5. Tune chunking for long documents. By default files are auto-chunked. For dense or unusually structured text, pass a chunking_config with max_tokens_per_chunk and max_overlap_tokens to control recall versus precision. Too-large chunks dilute relevance; too-small chunks lose context.

6. Keep stores under ~20 GB for latency. A single store can hold up to your tier limit (1 GB free, up to 1 TB on Tier 3), but Google recommends staying under 20 GB per store for optimal retrieval latency. Shard large corpora across multiple stores and query the relevant one.

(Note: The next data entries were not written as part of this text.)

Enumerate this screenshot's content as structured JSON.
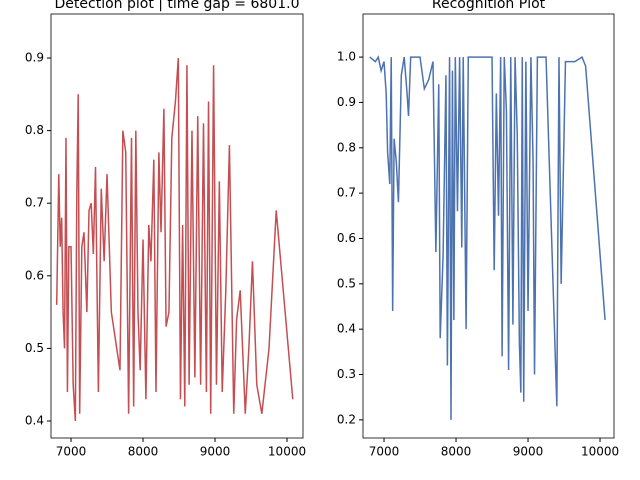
{
  "chart_data": [
    {
      "type": "line",
      "title": "Detection plot | time gap = 6801.0",
      "color": "#c44e52",
      "x": [
        6801,
        6830,
        6850,
        6870,
        6890,
        6910,
        6930,
        6950,
        6970,
        7000,
        7030,
        7060,
        7080,
        7100,
        7120,
        7150,
        7180,
        7220,
        7250,
        7280,
        7310,
        7340,
        7380,
        7420,
        7460,
        7500,
        7560,
        7680,
        7720,
        7760,
        7800,
        7840,
        7870,
        7900,
        7930,
        7960,
        8000,
        8040,
        8080,
        8110,
        8150,
        8180,
        8220,
        8250,
        8290,
        8320,
        8360,
        8400,
        8450,
        8490,
        8520,
        8550,
        8580,
        8610,
        8640,
        8680,
        8720,
        8760,
        8800,
        8840,
        8880,
        8910,
        8940,
        8980,
        9020,
        9060,
        9100,
        9150,
        9200,
        9260,
        9300,
        9350,
        9420,
        9470,
        9520,
        9580,
        9650,
        9750,
        9850,
        10080
      ],
      "values": [
        0.56,
        0.74,
        0.64,
        0.68,
        0.55,
        0.5,
        0.79,
        0.44,
        0.64,
        0.64,
        0.45,
        0.4,
        0.71,
        0.85,
        0.41,
        0.64,
        0.66,
        0.55,
        0.69,
        0.7,
        0.63,
        0.75,
        0.44,
        0.72,
        0.62,
        0.74,
        0.55,
        0.47,
        0.8,
        0.77,
        0.41,
        0.79,
        0.42,
        0.8,
        0.55,
        0.47,
        0.65,
        0.43,
        0.67,
        0.62,
        0.76,
        0.44,
        0.77,
        0.66,
        0.83,
        0.53,
        0.55,
        0.79,
        0.84,
        0.9,
        0.43,
        0.67,
        0.42,
        0.89,
        0.45,
        0.8,
        0.46,
        0.82,
        0.45,
        0.81,
        0.44,
        0.84,
        0.41,
        0.89,
        0.45,
        0.73,
        0.44,
        0.58,
        0.78,
        0.41,
        0.54,
        0.58,
        0.41,
        0.5,
        0.62,
        0.45,
        0.41,
        0.5,
        0.69,
        0.43
      ],
      "xlim": [
        6722,
        10222
      ],
      "ylim": [
        0.3766,
        0.9606
      ],
      "xticks": [
        7000,
        8000,
        9000,
        10000
      ],
      "yticks": [
        0.4,
        0.5,
        0.6,
        0.7,
        0.8,
        0.9
      ]
    },
    {
      "type": "line",
      "title": "Recognition Plot",
      "color": "#4c72b0",
      "x": [
        6801,
        6880,
        6920,
        6960,
        7000,
        7030,
        7050,
        7080,
        7100,
        7120,
        7140,
        7170,
        7200,
        7240,
        7280,
        7320,
        7340,
        7370,
        7500,
        7560,
        7620,
        7680,
        7720,
        7760,
        7780,
        7820,
        7860,
        7880,
        7910,
        7930,
        7950,
        7970,
        7990,
        8020,
        8050,
        8080,
        8100,
        8140,
        8170,
        8500,
        8530,
        8560,
        8590,
        8620,
        8640,
        8670,
        8700,
        8730,
        8760,
        8790,
        8820,
        8850,
        8880,
        8900,
        8920,
        8940,
        8970,
        9000,
        9040,
        9070,
        9090,
        9130,
        9250,
        9400,
        9430,
        9460,
        9520,
        9650,
        9750,
        9800,
        10070
      ],
      "values": [
        1.0,
        0.99,
        1.0,
        0.97,
        0.99,
        0.92,
        0.79,
        0.72,
        1.0,
        0.44,
        0.82,
        0.77,
        0.68,
        0.96,
        1.0,
        0.92,
        0.87,
        1.0,
        1.0,
        0.93,
        0.95,
        0.99,
        0.57,
        0.94,
        0.38,
        0.56,
        0.96,
        0.32,
        1.0,
        0.2,
        0.97,
        0.42,
        1.0,
        0.66,
        1.0,
        0.58,
        1.0,
        0.4,
        1.0,
        1.0,
        0.53,
        0.92,
        0.65,
        1.0,
        0.34,
        1.0,
        0.88,
        0.31,
        1.0,
        0.41,
        1.0,
        0.83,
        0.37,
        0.26,
        1.0,
        0.24,
        0.99,
        0.44,
        1.0,
        0.77,
        0.3,
        1.0,
        1.0,
        0.23,
        1.0,
        0.5,
        0.99,
        0.99,
        1.0,
        0.98,
        0.42
      ],
      "xlim": [
        6708,
        10194
      ],
      "ylim": [
        0.16,
        1.095
      ],
      "xticks": [
        7000,
        8000,
        9000,
        10000
      ],
      "yticks": [
        0.2,
        0.3,
        0.4,
        0.5,
        0.6,
        0.7,
        0.8,
        0.9,
        {
          "value": 1.0,
          "label": "1.0"
        }
      ]
    }
  ]
}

7. Mind the model list. File Search is supported on Gemini 3.1 Pro, 3.1 Flash-Lite, 3 Flash, and the 2.5 Pro / 2.5 Flash-Lite models, but not in the Live API. Pick a supported model or the tool call will fail.

Quick reference

Task	Call / setting
Make a store multimodal	embedding_model = "models/gemini-embedding-2"
Upload + index in one step	client.file_search_stores.upload_to_file_search_store(...)
Import an existing uploaded file	client.file_search_stores.import_file(...)
Query with retrieval	tools=[{"type":"file_search","file_search_store_names":[...]}]
Scope the search	metadata_filter='doc_type = "chart"'
Read citations	block.annotations -> type == 'file_citation'
Typed JSON output	response_format with mime_type application/json + schema
Indexing price	$0.15 / 1M tokens (storage + query embeddings free)
Per-file size limit	100 MB
Cannot combine with	Google Search, URL Context (single call)

Next steps

Swap the model to gemini-3.1-pro-preview for harder reasoning over retrieved evidence, or keep gemini-3-flash-preview for cost and speed.
Add richer metadata (tenant ID, language, last-updated date) and build per-tenant logical views over one physical store with metadata_filter.
Index PDFs and slide decks directly; File Search handles dozens of document types alongside images.
Compare against a self-hosted vector DB on your own corpus to decide where managed RAG wins and where you still want control.
Read the official File Search and Gemini Embedding 2 docs for the full API surface, including document-level list/get/delete management.

The takeaway: multimodal retrieval used to be a systems-integration project. With Gemini Embedding 2 and File Search it is a few API calls, and your images finally carry their own weight in search.